Fostering Soft Skills in Collaborative Education

By working through rubrics and teacher feedback, parents and carers who work with students at home can help build self-guided learning attributes and soft skills in students.

Contemporary education is pulling away from the industrial formula where school leavers undertake professional based education or training for life-long careers.

Even for the most skilled employees, professionals are required to be adaptive as change is constant in today’s workforce. Today’s school leavers need to foster the desire for skills and knowledge, to engender a life-long learning attitude. Today and future employment landscapes require the incumbent to be adaptive, as the tools used, processes utilised and services provided are dynamic. Soft skills including communication, interpersonal, motivational, leadership, decision making and time management are all highly desired in employees.

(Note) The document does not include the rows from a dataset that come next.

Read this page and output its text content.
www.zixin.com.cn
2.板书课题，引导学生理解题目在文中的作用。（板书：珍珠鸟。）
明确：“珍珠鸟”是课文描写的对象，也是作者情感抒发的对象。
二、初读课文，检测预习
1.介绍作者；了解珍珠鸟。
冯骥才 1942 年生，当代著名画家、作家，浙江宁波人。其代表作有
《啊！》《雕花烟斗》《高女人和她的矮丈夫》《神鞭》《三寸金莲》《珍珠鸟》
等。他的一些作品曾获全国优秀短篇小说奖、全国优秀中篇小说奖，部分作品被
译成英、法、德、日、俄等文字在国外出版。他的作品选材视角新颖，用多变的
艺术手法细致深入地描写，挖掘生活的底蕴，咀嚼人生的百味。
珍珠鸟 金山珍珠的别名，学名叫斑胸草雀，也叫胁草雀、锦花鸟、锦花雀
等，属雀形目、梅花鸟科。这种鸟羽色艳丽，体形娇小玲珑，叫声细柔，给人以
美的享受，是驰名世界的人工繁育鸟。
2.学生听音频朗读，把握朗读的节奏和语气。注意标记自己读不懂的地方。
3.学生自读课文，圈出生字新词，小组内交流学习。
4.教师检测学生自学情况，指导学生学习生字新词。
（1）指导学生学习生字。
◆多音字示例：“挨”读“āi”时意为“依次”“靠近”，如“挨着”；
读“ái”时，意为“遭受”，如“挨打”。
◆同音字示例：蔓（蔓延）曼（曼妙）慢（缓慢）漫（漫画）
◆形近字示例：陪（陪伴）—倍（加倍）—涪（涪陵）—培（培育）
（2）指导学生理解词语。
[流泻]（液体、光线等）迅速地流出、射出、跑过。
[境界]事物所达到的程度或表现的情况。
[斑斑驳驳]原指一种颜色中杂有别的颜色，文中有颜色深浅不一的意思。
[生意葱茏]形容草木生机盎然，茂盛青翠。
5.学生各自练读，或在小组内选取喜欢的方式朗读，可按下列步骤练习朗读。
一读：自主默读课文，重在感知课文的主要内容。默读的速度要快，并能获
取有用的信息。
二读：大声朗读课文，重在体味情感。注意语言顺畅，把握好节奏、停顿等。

Learning also occurs outside the school walls. Family and community engagement in its variety of contexts assist our learning. Teachers use a variety of strategies in the classroom, and some of these are related to assessment. There are strategies that can be used at home to support student learning and the development of these desired soft skills within an assessment task.

Critical thinking1 is entwined in many soft skills and working at home with students on assessment tasks can facilitate the adoption of these skills. At home, being engaged and involved with the learning students are participating in at school, parents and guardians can encourage a metacognitive2 process. This can be as simple as asking questions like “tell me what you think about that question”? or, “Let’s focus on what we see as success here. Let’s look at the rubric”? or “Let’s discuss the process of how you are going to approach this task”?

Reading and engagement with teacher feedback to classwork and assessment, reading rubrics and assessment tasks and setting plans, aided by the engagement of parents and carers, all help to foster self-directed learning and the attributes of soft skills, which are so desired in today’s workforce.

1 – https://www.theguardian.com/teacher-network/2017/jul/21/critical-thinking-ideas-help-students-learn-better

2 – https://childmind.org/article/how-metacognition-can-help-kids/

Anthony Pitt. Assistant Head of House (O’Brien and Tracey).